Teva is a large pharmaceutical company in transition. Its sales base, driven by generics and a growing set of specialty drugs, has held up reasonably well, but profitability has been volatile and mostly weak, weighed down by pricing pressure, restructuring, and legal and other non‑recurring costs. The balance sheet shows gradual healing through steady debt reduction, yet remains stretched, with a thinner equity base and only moderate cash relative to obligations. In contrast, cash flows are more reassuring: the business consistently generates cash, supporting debt repayment and ongoing R&D, though not at a level that eliminates financial risk. Strategically, Teva is trying to turn its generics scale into a foundation for a more innovative, technology‑enabled pharmaceutical company.

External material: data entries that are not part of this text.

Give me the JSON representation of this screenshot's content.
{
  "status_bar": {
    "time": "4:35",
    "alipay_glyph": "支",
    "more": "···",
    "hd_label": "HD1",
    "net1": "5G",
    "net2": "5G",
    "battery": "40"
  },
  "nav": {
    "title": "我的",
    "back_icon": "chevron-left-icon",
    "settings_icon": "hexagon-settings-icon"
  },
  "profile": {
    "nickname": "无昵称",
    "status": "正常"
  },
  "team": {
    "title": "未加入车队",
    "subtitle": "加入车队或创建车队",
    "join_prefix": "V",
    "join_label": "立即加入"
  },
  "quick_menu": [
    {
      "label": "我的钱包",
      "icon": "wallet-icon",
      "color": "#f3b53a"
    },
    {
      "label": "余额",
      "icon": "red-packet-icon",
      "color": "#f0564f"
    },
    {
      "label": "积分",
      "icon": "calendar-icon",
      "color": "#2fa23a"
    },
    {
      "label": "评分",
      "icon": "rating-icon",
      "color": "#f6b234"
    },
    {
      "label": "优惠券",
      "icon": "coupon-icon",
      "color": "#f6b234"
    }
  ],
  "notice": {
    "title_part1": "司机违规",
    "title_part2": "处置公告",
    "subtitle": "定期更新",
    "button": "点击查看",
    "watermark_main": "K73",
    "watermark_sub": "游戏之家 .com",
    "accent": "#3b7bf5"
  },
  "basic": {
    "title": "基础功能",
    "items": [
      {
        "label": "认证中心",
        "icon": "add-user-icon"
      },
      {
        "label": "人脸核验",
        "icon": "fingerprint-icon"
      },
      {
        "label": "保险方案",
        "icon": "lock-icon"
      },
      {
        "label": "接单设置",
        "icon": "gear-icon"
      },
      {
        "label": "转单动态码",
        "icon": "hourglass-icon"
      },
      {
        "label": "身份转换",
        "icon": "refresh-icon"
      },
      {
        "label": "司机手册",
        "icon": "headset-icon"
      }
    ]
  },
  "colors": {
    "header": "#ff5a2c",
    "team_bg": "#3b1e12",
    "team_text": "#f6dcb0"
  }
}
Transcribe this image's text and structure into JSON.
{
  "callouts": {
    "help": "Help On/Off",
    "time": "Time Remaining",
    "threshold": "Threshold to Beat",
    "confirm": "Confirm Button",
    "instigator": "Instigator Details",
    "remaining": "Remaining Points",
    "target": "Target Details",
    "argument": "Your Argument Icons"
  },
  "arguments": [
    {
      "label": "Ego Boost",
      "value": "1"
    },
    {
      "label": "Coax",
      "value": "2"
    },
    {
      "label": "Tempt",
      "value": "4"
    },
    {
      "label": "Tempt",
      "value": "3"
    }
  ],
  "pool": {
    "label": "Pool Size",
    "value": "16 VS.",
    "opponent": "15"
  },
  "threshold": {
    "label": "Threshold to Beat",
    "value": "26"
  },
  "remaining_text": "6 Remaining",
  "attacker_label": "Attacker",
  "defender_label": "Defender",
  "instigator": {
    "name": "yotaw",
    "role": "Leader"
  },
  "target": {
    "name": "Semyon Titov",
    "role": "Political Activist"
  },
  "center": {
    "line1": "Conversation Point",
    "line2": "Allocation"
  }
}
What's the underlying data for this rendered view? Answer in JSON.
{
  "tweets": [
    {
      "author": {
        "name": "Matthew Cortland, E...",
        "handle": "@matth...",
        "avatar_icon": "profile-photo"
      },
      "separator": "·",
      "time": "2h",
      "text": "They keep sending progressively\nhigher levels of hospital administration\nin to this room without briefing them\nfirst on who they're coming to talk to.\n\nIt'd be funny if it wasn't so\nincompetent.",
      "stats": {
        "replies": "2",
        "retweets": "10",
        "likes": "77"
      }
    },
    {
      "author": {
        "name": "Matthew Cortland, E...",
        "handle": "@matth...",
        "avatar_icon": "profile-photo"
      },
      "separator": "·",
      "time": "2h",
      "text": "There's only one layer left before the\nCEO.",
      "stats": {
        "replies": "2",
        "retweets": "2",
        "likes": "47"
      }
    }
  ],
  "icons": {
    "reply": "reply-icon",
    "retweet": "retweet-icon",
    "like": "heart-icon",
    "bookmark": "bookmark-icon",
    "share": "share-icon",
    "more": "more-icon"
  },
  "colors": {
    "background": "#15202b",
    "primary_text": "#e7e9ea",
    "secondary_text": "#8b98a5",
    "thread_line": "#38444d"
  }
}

Its focus on complex generics, biosimilars, and specialty drugs, supported by AI‑driven R&D and external partnerships, offers clear upside potential. The overall picture is of a company with a strong global footprint and improving strategic focus, but still working through financial and industry headwinds as it attempts to complete its pivot from volume‑driven generics to more differentiated, higher‑value medicines.